Numerous studies produced by the country’s top researchers in collaboration with the American Cancer Society concluded that residents living in areas with high levels of air pollution had shorter life expectancies and higher levels of illnesses such as heart and lung disease.

The studies that dominated the top science and health journals led to amendments to the Clean Air Act, granting the Environmental Protection Agency more authority to regulate pollution levels. It also put the researchers in the cross hairs of individuals for whom pollution regulations equated to unwanted business expenditures. Pope said that findings resulted in a public attack by Texas Congressman Lamar Smith, who dismissed the studies as secret science of questionable legitimacy.

Smith audited the information compiled by the ACS and the team of Harvard researchers, and argued that a study calling for such drastic policy reactions should have all of its methods and information made public. The attack continues today; Smith is the sponsor of a pending bill dubbed the “Secret Science Reform Act of 2014,” which calls for all components of scientific research to be made available to the public.

“So we found ourselves in a catch-22,” Pope said. The legislation determined that the EPA could not act on a study unless all the information and material was available to the public online. We came to our conclusions by using thousands of people’s personal medical records that are protected by privacy law.”

He also said that the only way science could have a significant impact under these terms is to violate all ethics of privacy.
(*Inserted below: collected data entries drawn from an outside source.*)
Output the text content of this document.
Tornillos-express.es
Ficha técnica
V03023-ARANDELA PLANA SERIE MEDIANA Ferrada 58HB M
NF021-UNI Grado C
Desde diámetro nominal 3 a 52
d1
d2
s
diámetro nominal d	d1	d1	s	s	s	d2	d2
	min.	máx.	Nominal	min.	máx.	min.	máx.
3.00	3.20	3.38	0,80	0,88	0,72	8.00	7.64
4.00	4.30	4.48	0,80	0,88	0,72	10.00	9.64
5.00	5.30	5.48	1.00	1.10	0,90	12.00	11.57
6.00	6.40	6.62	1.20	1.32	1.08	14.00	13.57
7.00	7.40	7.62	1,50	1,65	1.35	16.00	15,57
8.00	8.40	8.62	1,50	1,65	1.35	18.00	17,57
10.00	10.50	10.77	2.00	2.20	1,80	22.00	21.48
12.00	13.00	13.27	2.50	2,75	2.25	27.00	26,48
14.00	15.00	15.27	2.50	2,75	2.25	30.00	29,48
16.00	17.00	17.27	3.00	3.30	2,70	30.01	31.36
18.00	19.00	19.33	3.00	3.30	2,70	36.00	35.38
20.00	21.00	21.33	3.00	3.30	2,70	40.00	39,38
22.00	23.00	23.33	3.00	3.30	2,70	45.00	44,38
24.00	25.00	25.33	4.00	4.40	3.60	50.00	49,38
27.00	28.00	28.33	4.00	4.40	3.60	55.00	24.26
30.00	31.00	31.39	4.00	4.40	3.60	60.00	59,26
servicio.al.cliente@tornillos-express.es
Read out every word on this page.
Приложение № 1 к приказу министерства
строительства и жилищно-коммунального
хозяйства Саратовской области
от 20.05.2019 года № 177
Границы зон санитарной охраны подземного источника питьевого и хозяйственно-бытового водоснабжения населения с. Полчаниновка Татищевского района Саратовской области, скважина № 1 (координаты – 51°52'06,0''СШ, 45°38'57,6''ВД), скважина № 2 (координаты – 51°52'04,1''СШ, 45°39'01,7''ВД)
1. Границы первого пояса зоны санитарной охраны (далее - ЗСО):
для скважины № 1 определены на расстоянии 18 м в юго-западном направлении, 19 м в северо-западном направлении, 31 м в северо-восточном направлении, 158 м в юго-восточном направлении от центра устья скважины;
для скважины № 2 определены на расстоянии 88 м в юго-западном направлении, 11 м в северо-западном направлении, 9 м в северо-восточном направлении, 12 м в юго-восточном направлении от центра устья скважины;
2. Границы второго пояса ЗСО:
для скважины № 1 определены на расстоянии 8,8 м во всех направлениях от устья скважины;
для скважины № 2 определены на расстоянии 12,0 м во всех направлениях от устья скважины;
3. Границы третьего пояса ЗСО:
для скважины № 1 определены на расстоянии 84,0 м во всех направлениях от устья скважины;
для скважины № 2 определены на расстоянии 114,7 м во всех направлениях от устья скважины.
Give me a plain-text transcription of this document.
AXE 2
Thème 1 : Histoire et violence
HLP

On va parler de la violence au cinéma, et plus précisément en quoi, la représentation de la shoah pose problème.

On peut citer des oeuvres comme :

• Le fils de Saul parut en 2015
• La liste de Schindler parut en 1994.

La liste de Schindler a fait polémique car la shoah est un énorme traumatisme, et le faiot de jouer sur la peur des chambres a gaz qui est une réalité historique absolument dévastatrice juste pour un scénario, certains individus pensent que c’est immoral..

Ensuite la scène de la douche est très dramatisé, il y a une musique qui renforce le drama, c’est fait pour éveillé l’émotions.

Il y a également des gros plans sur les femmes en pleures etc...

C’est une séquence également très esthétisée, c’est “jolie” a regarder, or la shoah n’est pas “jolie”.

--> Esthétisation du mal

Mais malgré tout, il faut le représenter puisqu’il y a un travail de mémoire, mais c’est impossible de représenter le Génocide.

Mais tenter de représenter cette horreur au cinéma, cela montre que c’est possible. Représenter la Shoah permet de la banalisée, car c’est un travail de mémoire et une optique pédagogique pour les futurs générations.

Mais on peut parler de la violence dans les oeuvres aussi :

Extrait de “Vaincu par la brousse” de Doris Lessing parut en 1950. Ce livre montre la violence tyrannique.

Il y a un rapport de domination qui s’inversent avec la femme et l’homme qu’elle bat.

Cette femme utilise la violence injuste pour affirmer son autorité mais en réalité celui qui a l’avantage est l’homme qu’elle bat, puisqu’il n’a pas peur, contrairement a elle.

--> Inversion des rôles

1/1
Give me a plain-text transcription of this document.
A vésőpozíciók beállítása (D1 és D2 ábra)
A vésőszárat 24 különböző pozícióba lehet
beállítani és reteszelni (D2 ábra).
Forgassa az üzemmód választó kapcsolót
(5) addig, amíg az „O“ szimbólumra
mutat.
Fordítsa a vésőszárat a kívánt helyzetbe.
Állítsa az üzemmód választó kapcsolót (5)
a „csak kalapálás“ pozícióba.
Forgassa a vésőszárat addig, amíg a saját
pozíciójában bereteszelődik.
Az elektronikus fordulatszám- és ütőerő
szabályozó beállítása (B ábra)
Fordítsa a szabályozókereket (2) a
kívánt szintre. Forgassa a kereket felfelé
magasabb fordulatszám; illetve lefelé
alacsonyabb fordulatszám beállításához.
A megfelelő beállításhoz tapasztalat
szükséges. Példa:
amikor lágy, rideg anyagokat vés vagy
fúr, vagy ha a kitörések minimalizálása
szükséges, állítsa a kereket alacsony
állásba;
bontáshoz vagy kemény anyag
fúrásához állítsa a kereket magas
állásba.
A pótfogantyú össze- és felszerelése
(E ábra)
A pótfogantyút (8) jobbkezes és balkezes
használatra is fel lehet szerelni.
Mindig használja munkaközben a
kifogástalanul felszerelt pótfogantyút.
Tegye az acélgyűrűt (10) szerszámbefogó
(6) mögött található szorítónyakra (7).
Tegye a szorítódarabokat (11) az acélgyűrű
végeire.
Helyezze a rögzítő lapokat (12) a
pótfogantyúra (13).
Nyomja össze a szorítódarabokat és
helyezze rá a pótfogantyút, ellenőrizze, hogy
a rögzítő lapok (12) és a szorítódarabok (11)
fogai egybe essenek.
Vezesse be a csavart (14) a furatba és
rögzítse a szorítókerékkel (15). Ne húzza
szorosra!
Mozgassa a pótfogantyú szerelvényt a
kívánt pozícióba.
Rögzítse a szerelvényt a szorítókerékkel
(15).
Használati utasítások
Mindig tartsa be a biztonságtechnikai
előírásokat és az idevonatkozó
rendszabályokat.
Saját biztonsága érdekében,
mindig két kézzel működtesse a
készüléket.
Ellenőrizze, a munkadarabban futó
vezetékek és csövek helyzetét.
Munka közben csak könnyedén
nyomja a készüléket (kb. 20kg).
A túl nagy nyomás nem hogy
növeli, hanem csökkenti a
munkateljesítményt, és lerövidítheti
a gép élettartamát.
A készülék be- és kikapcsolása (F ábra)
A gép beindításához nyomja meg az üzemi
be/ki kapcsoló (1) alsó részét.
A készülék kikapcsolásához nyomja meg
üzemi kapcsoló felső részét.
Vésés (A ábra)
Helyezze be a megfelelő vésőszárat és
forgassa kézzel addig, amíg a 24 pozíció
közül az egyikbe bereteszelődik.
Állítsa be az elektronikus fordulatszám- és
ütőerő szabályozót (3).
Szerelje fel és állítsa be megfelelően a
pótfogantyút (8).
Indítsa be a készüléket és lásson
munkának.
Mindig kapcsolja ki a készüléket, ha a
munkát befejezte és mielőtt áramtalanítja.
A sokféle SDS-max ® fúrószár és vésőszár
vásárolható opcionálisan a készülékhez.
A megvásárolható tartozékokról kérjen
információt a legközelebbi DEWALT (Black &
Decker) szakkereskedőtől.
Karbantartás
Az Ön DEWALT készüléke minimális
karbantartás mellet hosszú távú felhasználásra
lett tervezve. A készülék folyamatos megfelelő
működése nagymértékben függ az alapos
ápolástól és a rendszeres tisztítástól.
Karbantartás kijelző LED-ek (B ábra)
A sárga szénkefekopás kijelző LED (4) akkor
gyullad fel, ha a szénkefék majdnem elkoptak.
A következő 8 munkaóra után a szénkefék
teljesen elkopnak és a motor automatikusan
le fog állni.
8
Pope drove his point home, that despite the overwhelming evidence that reduction in air pollution led to healthier lives and reduced medical costs, politics still dominated whether the benefits of science would have a significant effect on the public.

Pope concluded his lecture by framing the issue in the same terms that motivate the politicians to resist legislative change informed by science: economics.

“I believe that clean air is a public good,” Pope said. “It creates healthy workers and healthy human capital, which equates to a healthy economy. Once the short term costs are absorbed by the companies who would be affected, it actually proves more expensive to retain the level of pollution versus implementing the environmental regulations that would lead to widespread health benefits.”